The above numbers may be correct. But a CPU does not only consist of a decoder. Current CPUs have millions of transistors. The decoder part gets lost in the total amount of transistors. Therefore the difference at the end is much smaller. There will be an advantage for ARM. But it will probably not be that huge.
ARM is not magic (as some think). The laws of physics also apply to ARM.

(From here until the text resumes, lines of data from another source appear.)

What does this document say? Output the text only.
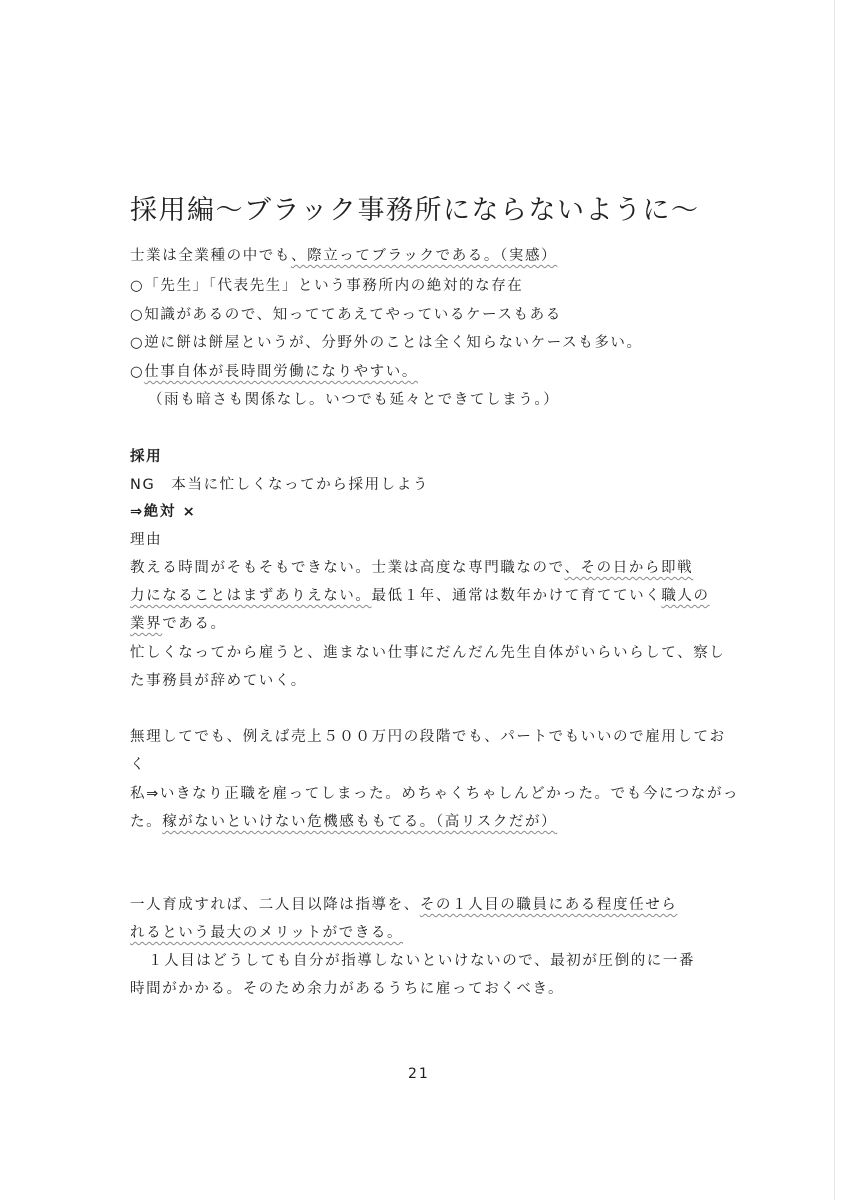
採用編～ブラック事務所にならないように～
士業は全業種の中でも、際立ってブラックである。（実感）
○「先生」「代表先生」という事務所内の絶対的な存在
○知識があるので、知っててあえてやっているケースもある
○逆に餅は餅屋というが、分野外のことは全く知らないケースも多い。
○仕事自体が長時間労働になりやすい。
（雨も暗さも関係なし。いつでも延々とできてしまう。）
採用
NG　本当に忙しくなってから採用しよう
⇒絶対 ×
理由
教える時間がそもそもできない。士業は高度な専門職なので、その日から即戦
力になることはまずありえない。最低１年、通常は数年かけて育てていく職人の
業界である。
忙しくなってから雇うと、進まない仕事にだんだん先生自体がいらいらして、察し
た事務員が辞めていく。
無理してでも、例えば売上５００万円の段階でも、パートでもいいので雇用してお
く
私⇒いきなり正職を雇ってしまった。めちゃくちゃしんどかった。でも今につながっ
た。稼がないといけない危機感ももてる。（高リスクだが）
一人育成すれば、二人目以降は指導を、その１人目の職員にある程度任せら
れるという最大のメリットができる。
１人目はどうしても自分が指導しないといけないので、最初が圧倒的に一番
時間がかかる。そのため余力があるうちに雇っておくべき。
21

Already in 2005 the following was written on ArsTechica:
"The original Pentium spent about 30% of its transistors on hardware designed solely to decode the unwieldy x86 ISA. Those were transistors that competing RISC hardware like PowerPC and MIPS could spend on performance-enhancing cache and execution hardware. However, the amount of hardware that it took to decode the x86 ISA didn't grow that much over the ensuing years, while overall transistor budgets soared. On a modern processor, if x86 decode hardware takes up twice as many transistors as RISC decode hardware, then you're only talking about a difference of, say, 4% of the total die area vs. 2%. (I used to have the exact numbers for the amount of die area that x86 decode hardware uses on the Pentium 4, but I can't find them at the moment.) That's not a big enough difference to affect performance."
https://arstechnica.com/uncategorized/2005/11/5541-2/
And I say it again. The quote is from 2005. At that time CPUs had significantly fewer transistors than today and even then the difference was only small.
ARM may have a small advantage. But it should be small rather than huge. In the end it should be negligible, especially for desktop and server CPUs. You can build good CPUs with ARM. And you can build good CPUs with x86_64. You can also build garbage with both architectures.
By the way, Apple A SoC is also affected by Meltdown (AMD is not affected by Meltdown). I hope Apple didn't sacrifice security for performance.